Помощь командования, политработников бригады, общение с секретарем парткомиссии, с коммунистами отряда придавали мне уверенность в своих делах и поступках, помогали преодолевать трудности, которых оказалось непочатый край. Коммунисты отряда были моей надежной опорой. Они всегда находились на самых ключевых позициях боевой и политической подготовки воинов, там, где в процессе учебных будней, словно в горниле, закалялись сердца и воля верных стражей неба нашей Отчизны.

По моей просьбе коммунист М. Я. Бабурин не раз проводил беседы с летчиками, всеми авиаторами отряда о международном положении, о борьбе партии и правительства за выполнение пятилетнего плана. Такие беседы оказывали на людей мобилизующее воздействие. Достижения советских людей в строительстве социализма [62] вызывали у воинов горячий отклик, воодушевляли их на новые достижения в освоении боевой авиационной техники и ее вооружения.

Шел 1933 год.

Переломным моментом в службе авиаторов отряда стала подготовка экипажей к параду в день 16-й годовщины Великой Октябрьской социалистической революции. Люди стали еще более собранными и деловитыми. В течение длительного времени не было у нас ни единого случая нарушения дисциплины.

Перелет на подмосковный аэродром назначили на 1 ноября. Он стал своеобразным испытанием и для меня как летчика. Дело в том, что налет на ТБ-3 у меня был меньше, чем у любого командира экипажа. Я летал на этом бомбардировщике как бы с оглядкой. К тому же и погода оказалась неустойчивой: низкие облака, туман и дымка до предела ограничивали видимость. А ведь на тяжелом бомбардировщике не так просто развернуться и безошибочно выполнить расчет на посадку.

Сразу же после взлета эскадрилья собралась над аэродромом. В плотном строю во главе с командиром Владимиром Шестаковым экипажи взяли курс на Москву. Уже на подступах к столице мы увидели над землей лохматые клочья тумана. Они все более сгущались, и когда мы вошли в район аэродрома, с высоты проглядывались лишь мачты радиостанций. Туман надвигался волнами. В короткие мгновения сквозь редкие просветы проглядывались лишь отдельные многоэтажные кирпичные здания да часть аэродрома.

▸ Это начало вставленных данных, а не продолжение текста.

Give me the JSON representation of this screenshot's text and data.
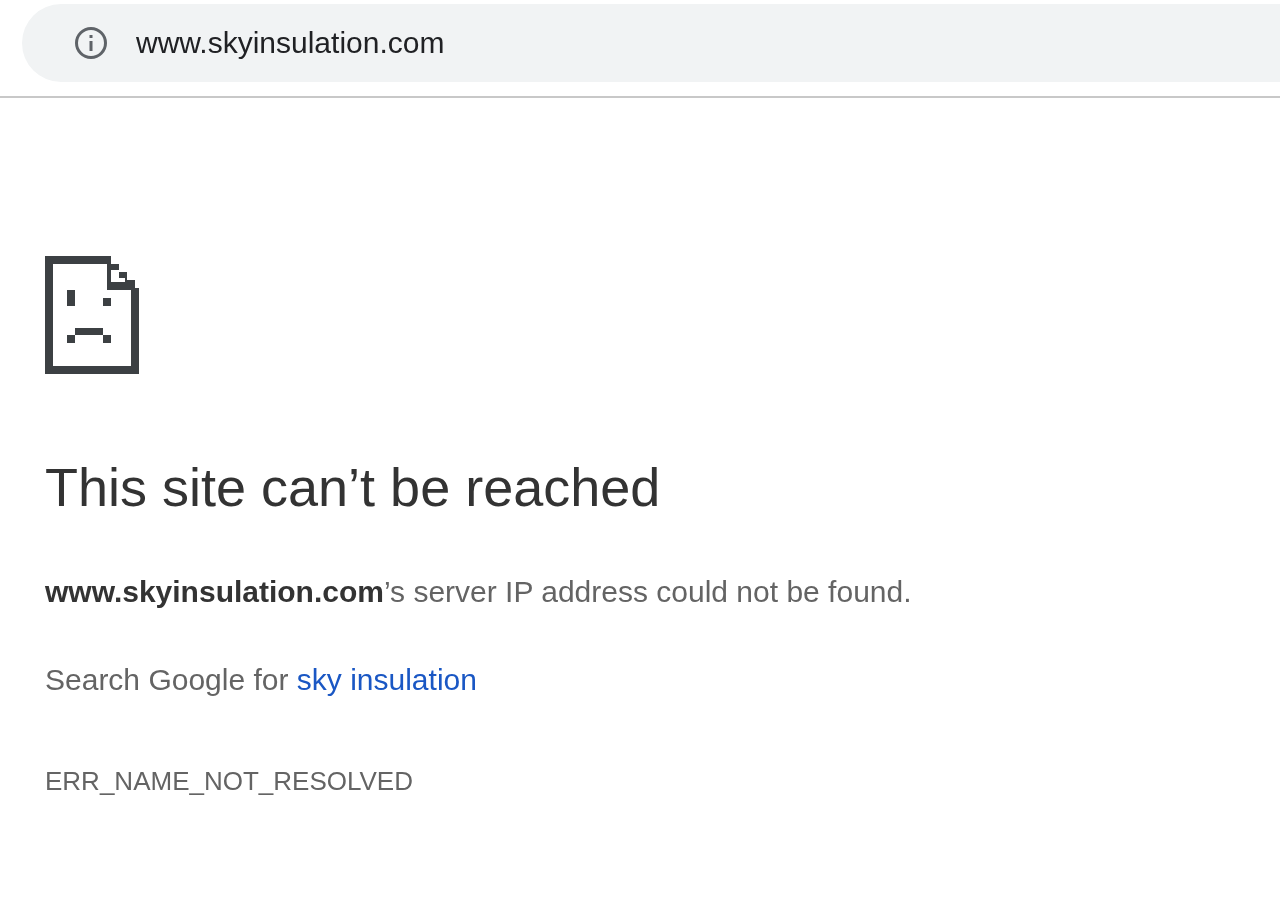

Радиосвязь с землей отсутствовала. На летном поле мы кое-как разглядели знак «Т». Это означало, что посадка экипажам разрешена. Командир эскадрильи отдал приказание:

— Экипажам садиться самостоятельно.

Это была роковая, ошибочная команда. Потеряв связь с подчиненными, командир фактически перестал быть командиром. Экипажи действовали на свой страх и риск. Три командира отряда приземлились благополучно. В их числе оказался и я. Один из экипажей, не рассчитав угол планирования, врезался в землю. Остальные взяли курс на Ржев. Там и приземлились.

Владимира Шестакова отдали под суд.

Катастрофа омрачила наше праздничное настроение. [63]

Тяжело переживали мы гибель товарищей, с которыми еще утром, перед вылетом, обменивались шутками, смеялись. Сожалели и о разбитой боевой машине. Она не подлежала никакому ремонту.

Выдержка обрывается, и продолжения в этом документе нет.